4. Obviamente que esta constatação aumenta a responsabilidade de cada informação. De cada opinião. De cada comentário. De cada jornalista ou comentador. Mas nem por isso ou até por isso, como provedor do Leitor, vejo comprometida a minha posição de não interferir no espaço livre da opinião. Quando muito, tenho de interceder pelo cumprimento da responsabilidade da produção de informação, do comentário.

Quanto ao PÚBLICO e seus jornalistas, é de relembrar o que diz o já referido Livro de Estilo: "Os casos judiciais ou ainda em fase de investigação policial (ou de outro âmbito minimamente controverso) devem ser tratados com a máxima precaução e distanciamento da origem das acusações. Nenhuma notícia, título ou legenda deve confundir a suspeita com a culpa." Porventura, discordâncias que tenha tido manifesto-as internamente à direcção ou aos visados. Não verifiquei situações que, em defesa da credibilidade do jornal ou do não cumprimento de regras deontológicas, me exijam publicamente intervir. Não quer dizer que não tenha algumas queixas dos leitores em análise. Fique, contudo, bem claro: não esqueço e até reafirmo o que, em crónica publicada em 23/11/2014, escrevia: investigação policial e investigação jornalística seguem caminhos diferentes, mas têm, naturalmente, cruzamentos inevitáveis.
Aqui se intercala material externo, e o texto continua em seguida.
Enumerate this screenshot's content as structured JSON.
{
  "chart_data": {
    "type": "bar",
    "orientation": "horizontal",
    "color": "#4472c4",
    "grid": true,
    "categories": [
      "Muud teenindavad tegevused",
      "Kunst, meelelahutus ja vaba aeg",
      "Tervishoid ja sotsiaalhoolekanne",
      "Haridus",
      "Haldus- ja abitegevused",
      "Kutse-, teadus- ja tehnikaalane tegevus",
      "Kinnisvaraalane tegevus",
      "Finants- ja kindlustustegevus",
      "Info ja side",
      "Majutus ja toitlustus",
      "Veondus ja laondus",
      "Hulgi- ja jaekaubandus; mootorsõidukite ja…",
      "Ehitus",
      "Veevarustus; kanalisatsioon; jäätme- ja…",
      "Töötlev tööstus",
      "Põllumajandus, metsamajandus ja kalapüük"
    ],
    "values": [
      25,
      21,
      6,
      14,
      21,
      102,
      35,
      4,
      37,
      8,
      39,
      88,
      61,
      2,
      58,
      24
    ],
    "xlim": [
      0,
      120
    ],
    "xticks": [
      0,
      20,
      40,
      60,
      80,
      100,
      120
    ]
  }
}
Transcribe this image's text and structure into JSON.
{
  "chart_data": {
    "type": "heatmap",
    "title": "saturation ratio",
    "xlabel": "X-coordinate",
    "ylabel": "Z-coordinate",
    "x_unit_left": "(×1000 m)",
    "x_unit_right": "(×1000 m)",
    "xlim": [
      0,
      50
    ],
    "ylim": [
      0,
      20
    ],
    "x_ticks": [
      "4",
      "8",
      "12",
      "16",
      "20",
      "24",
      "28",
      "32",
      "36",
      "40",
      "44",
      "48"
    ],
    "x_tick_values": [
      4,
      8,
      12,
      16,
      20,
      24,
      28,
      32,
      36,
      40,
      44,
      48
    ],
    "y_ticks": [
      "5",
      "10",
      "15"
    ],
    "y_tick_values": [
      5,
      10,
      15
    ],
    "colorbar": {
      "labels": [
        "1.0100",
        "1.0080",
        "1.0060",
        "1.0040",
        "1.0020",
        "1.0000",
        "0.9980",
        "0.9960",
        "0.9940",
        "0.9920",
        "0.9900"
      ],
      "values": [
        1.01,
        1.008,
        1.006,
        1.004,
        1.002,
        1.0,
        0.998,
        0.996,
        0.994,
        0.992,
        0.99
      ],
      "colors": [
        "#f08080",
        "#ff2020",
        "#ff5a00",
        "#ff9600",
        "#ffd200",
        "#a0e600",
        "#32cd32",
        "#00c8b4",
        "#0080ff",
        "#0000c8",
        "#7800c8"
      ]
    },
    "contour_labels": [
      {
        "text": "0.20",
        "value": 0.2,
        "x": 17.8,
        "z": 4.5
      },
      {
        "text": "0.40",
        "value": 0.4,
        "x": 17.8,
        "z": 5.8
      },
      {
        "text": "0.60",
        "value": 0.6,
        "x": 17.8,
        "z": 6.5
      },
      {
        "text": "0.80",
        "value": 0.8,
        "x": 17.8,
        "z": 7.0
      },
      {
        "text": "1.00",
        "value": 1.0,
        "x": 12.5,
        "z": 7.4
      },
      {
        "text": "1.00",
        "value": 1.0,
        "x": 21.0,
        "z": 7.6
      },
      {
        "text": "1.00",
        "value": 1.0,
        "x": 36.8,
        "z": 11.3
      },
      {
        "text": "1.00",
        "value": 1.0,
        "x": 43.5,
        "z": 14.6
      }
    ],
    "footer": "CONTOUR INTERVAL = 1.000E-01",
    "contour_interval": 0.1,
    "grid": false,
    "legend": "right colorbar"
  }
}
Relativamente aos comentadores, regulares ou ocasionais, com efeito discordo de muitas opiniões ou comentários. Mas considero o espaço de opinião um campo em que não devo, não tenho o direito de interferir. Aliás, o próprio Estatuto Editorial do PÚBLICO congrega determinadas fronteiras limites ao cumprimento desse estatuto e caberia à própria direcção agir em conformidade. Quando muito, ao provedor compete alertar a direcção por obrigações não respeitadas.

É evidente que nestes dias difíceis para a informação noticiada e comentada não podemos ignorar que nenhum acto de comunicação, particular ou público, é impermeável à nossa ideologia, à nossa maneira de ser, pensar e agir. No meu território e no dos outros. Talvez, neste sentido, tenham significado as palavras de Pierre Bourdieu: "Só podemos produzir a verdade do interesse, se aceitarmos questionar o interesse pela verdade."

CORREIO LEITORES/PROVEDOR

Conforme os próprios leitores podem constatar, alonguei-me na crónica. Não poderei, por isso, incluir a habitual rubrica do Correio dos Leitores. Aliás, tenho algumas reclamações em análise, tais como uma referente ao tratamento de uma notícia sobre o PCP, ou ao espaço do PÚBLICO dedicado ao desporto ou à crónica desportiva e ainda a cartas enviadas para o provedor e a aguardar resposta.

Cabe talvez, aqui, sem querer relevar essas faltas, desejar a todos os leitores, sempre muito cooperantes com as minhas tarefas, um Bom Natal e um Feliz Ano de 2015, ano em que devem continuar os dias difíceis, como aludo nesta crónica.